Main Themes, Results and Discussion

Because the programme is a synthesis of talks and posters rather than a single experiment, the key outcomes are thematic advances and consensus directions rather than numerical results. Principal messages include:

• Multidimensional approaches continue to mature: GC×GC and LC×LC deliver substantially increased resolving power for complex matrices; heart-cutting strategies and flow-modulation broaden applicability by simplifying hardware or focusing sensitivity on targets.
• Hyphenation with high-resolution MS and IMS enriches characterization: coupling orthogonal separation (IMS or 2D chromatography) with HRMS enables confident annotation, improved peak alignment and better handling of isomers and coeluting species.
• Sensitivity and selectivity gains derive from both front-end sampling and detector innovation: large-volume injections, post-column refocusing, novel ion sources and selective ionization strategies reduce matrix effects and expand dynamic range for trace analysis.
• Miniaturization and automation are practical imperatives: microfluidic devices, on-line sample preparation and Bayesian/automated data workflows lower analyst burden and improve reproducibility for routine and regulatory environments.
• SFC and combined GC/LC strategies are increasingly seen as complementary tools: modern SFC methods (including UPC2-MS coupling) offer rapid separations for chiral and nonpolar analytes, while combined GC and LC approaches address analyte polarity breadth in food and environmental analysis.
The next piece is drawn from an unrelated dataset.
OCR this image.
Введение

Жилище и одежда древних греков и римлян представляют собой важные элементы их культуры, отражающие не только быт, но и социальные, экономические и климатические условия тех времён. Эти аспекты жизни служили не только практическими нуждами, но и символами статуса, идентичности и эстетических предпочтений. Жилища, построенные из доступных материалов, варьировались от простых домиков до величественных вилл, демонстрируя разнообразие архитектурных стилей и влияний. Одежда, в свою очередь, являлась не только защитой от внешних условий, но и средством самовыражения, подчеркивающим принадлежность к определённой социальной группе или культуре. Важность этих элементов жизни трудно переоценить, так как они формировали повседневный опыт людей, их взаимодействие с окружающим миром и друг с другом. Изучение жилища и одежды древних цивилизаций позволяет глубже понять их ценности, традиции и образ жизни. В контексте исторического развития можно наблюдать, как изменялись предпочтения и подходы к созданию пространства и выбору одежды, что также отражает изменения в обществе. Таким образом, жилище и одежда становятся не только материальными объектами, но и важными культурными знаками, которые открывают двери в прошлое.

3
Benefits and Practical Applications

The programme emphasized real-world impacts:

• Industry-relevant workflows for petrochemical characterisation, diesel and shale oil analysis, and VOC profiling that inform process control, product quality and emissions monitoring.
• Biopharmaceutical analysis tools for intact protein separation, antibody-drug conjugate characterization, viral vaccine development and bioanalysis without antibodies, improving drug development pipelines and regulatory submissions.
• Food safety and forensic applications leveraging multidimensional separations to reduce sample preparation and to resolve complex contaminant profiles (phthalates, allergens, migration products).
• Clinical and environmental monitoring enabled by microsampling, sensitive LC-MS/MS assays and hyphenated platforms for metabolic phenotyping and trace contaminant quantification in wastewater and biological fluids.
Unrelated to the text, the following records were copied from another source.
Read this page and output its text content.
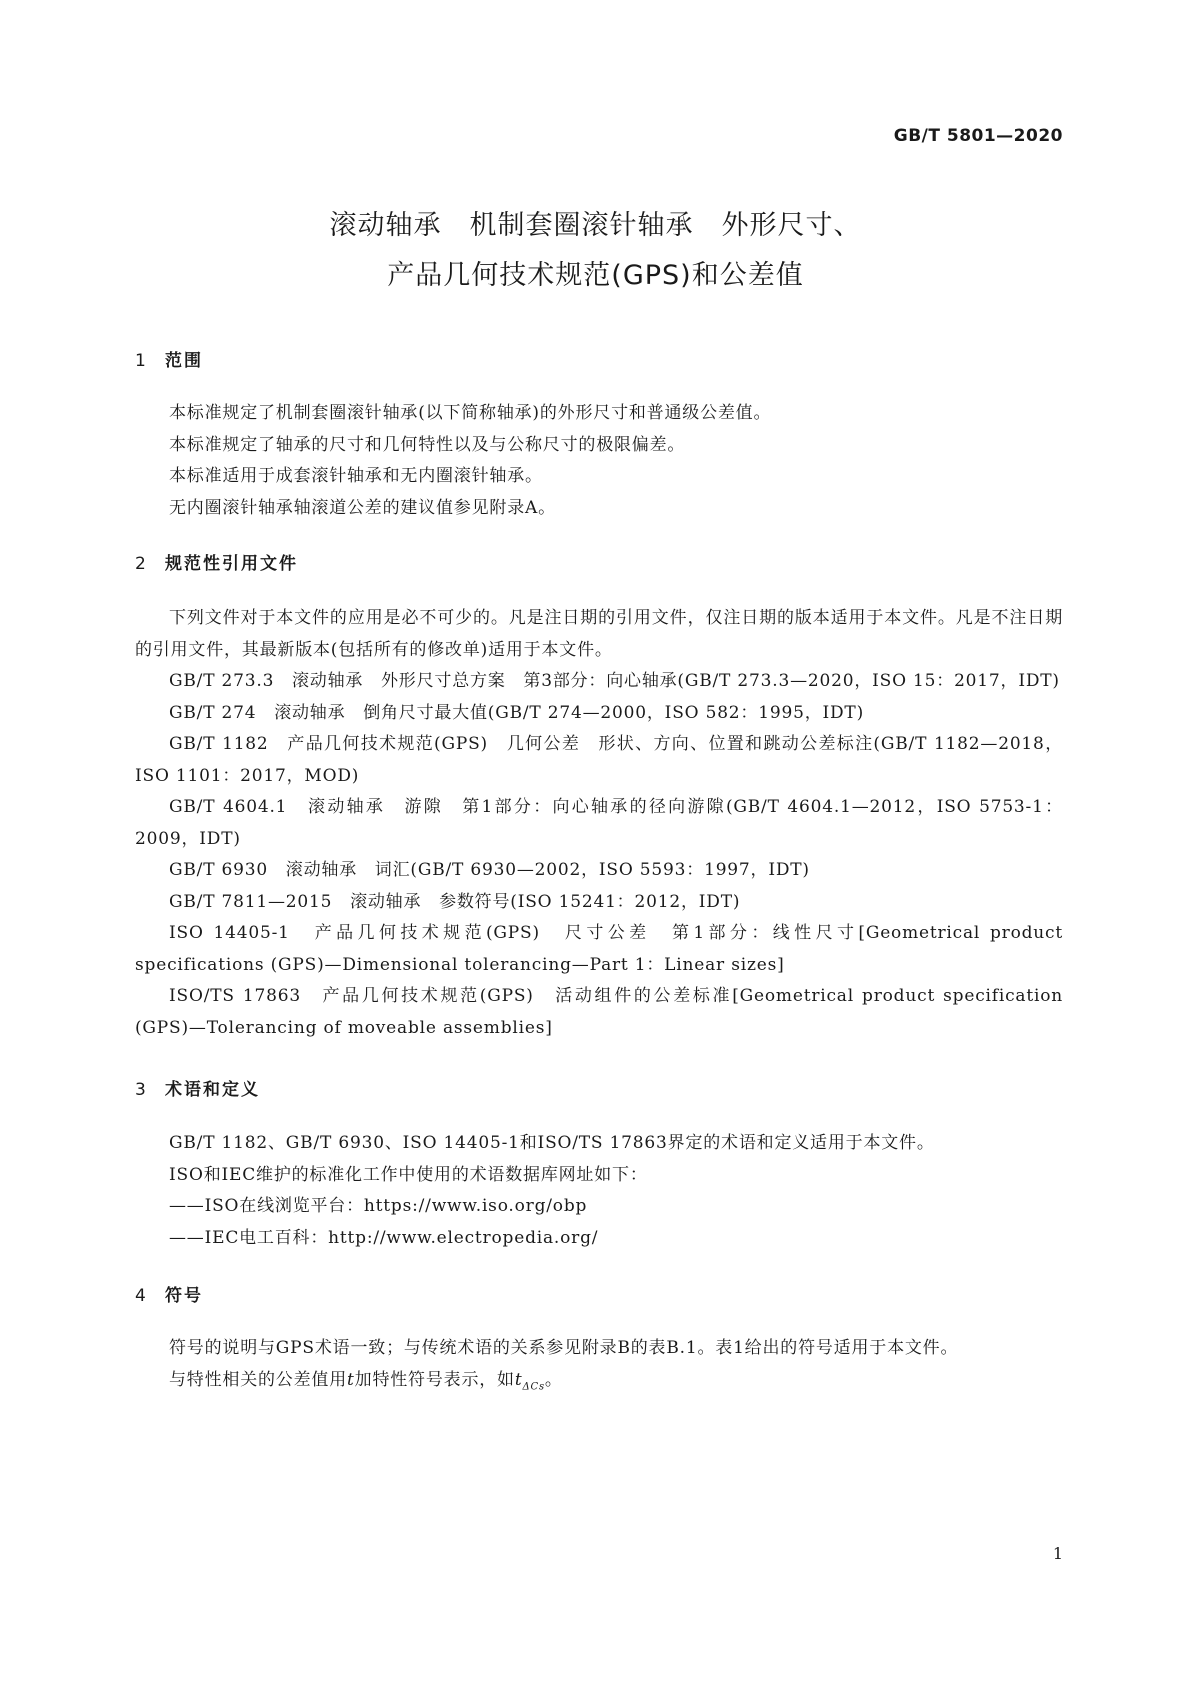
GB/T 5801—2020
滚动轴承　机制套圈滚针轴承　外形尺寸、
产品几何技术规范(GPS)和公差值
1 范围

本标准规定了机制套圈滚针轴承(以下简称轴承)的外形尺寸和普通级公差值。

本标准规定了轴承的尺寸和几何特性以及与公称尺寸的极限偏差。

本标准适用于成套滚针轴承和无内圈滚针轴承。

无内圈滚针轴承轴滚道公差的建议值参见附录A。

2 规范性引用文件

下列文件对于本文件的应用是必不可少的。凡是注日期的引用文件，仅注日期的版本适用于本文件。凡是不注日期的引用文件，其最新版本(包括所有的修改单)适用于本文件。

GB/T 273.3　滚动轴承　外形尺寸总方案　第3部分：向心轴承(GB/T 273.3—2020，ISO 15：2017，IDT)

GB/T 274　滚动轴承　倒角尺寸最大值(GB/T 274—2000，ISO 582：1995，IDT)

GB/T 1182　产品几何技术规范(GPS)　几何公差　形状、方向、位置和跳动公差标注(GB/T 1182—2018，ISO 1101：2017，MOD)

GB/T 4604.1　滚动轴承　游隙　第1部分：向心轴承的径向游隙(GB/T 4604.1—2012，ISO 5753-1：2009，IDT)

GB/T 6930　滚动轴承　词汇(GB/T 6930—2002，ISO 5593：1997，IDT)

GB/T 7811—2015　滚动轴承　参数符号(ISO 15241：2012，IDT)

ISO 14405-1　产品几何技术规范(GPS)　尺寸公差　第1部分：线性尺寸[Geometrical product specifications (GPS)—Dimensional tolerancing—Part 1：Linear sizes]

ISO/TS 17863　产品几何技术规范(GPS)　活动组件的公差标准[Geometrical product specification (GPS)—Tolerancing of moveable assemblies]

3 术语和定义

GB/T 1182、GB/T 6930、ISO 14405-1和ISO/TS 17863界定的术语和定义适用于本文件。

ISO和IEC维护的标准化工作中使用的术语数据库网址如下：

——ISO在线浏览平台：https://www.iso.org/obp

——IEC电工百科：http://www.electropedia.org/

4 符号

符号的说明与GPS术语一致；与传统术语的关系参见附录B的表B.1。表1给出的符号适用于本文件。

与特性相关的公差值用t加特性符号表示，如$t_{\Delta Cs}$。

1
Future Trends and Possibilities for Application

Recurring forward-looking themes identified across sessions suggest these trends:

• Tighter integration of separation orthogonality (LC×LC, GC×GC, IMS) with HRMS will become routine for complex-characterization workflows, supported by improved software for data reduction and annotation.
• Further miniaturization and on-line sample processing will expand the reach of high-sensitivity assays in clinical and field settings, including portable GC-MS and lab-on-chip devices.
• Broader adoption of soft and selective ionisation techniques will improve molecular identification, reduce fragmentation-induced ambiguity and enable more accurate quantification in complex matrices.
• Machine learning and Bayesian frameworks will accelerate method development, retention prediction and automated quality control, reducing time-to-result and method transfer effort.
• Hyphenated multi-detector systems (e.g., SEC coupled to MALS, FTIR and NMR) will increase adoption for polymer, protein and conjugate characterization where both molecular weight and chemical composition are required.

Conclusion

HTC-14 encapsulates the current state of separation science where multidimensional separations, advanced hyphenation, detector innovation and streamlined sample handling converge. The programme balanced fundamental studies—peak shape theory, intra-particle diffusion, thermal effects—with practical solutions for industry and regulatory contexts. Together, these developments point to more powerful, faster and more automated analytical pipelines that address complexity in petrochemical, pharmaceutical, food, environmental and clinical matrices.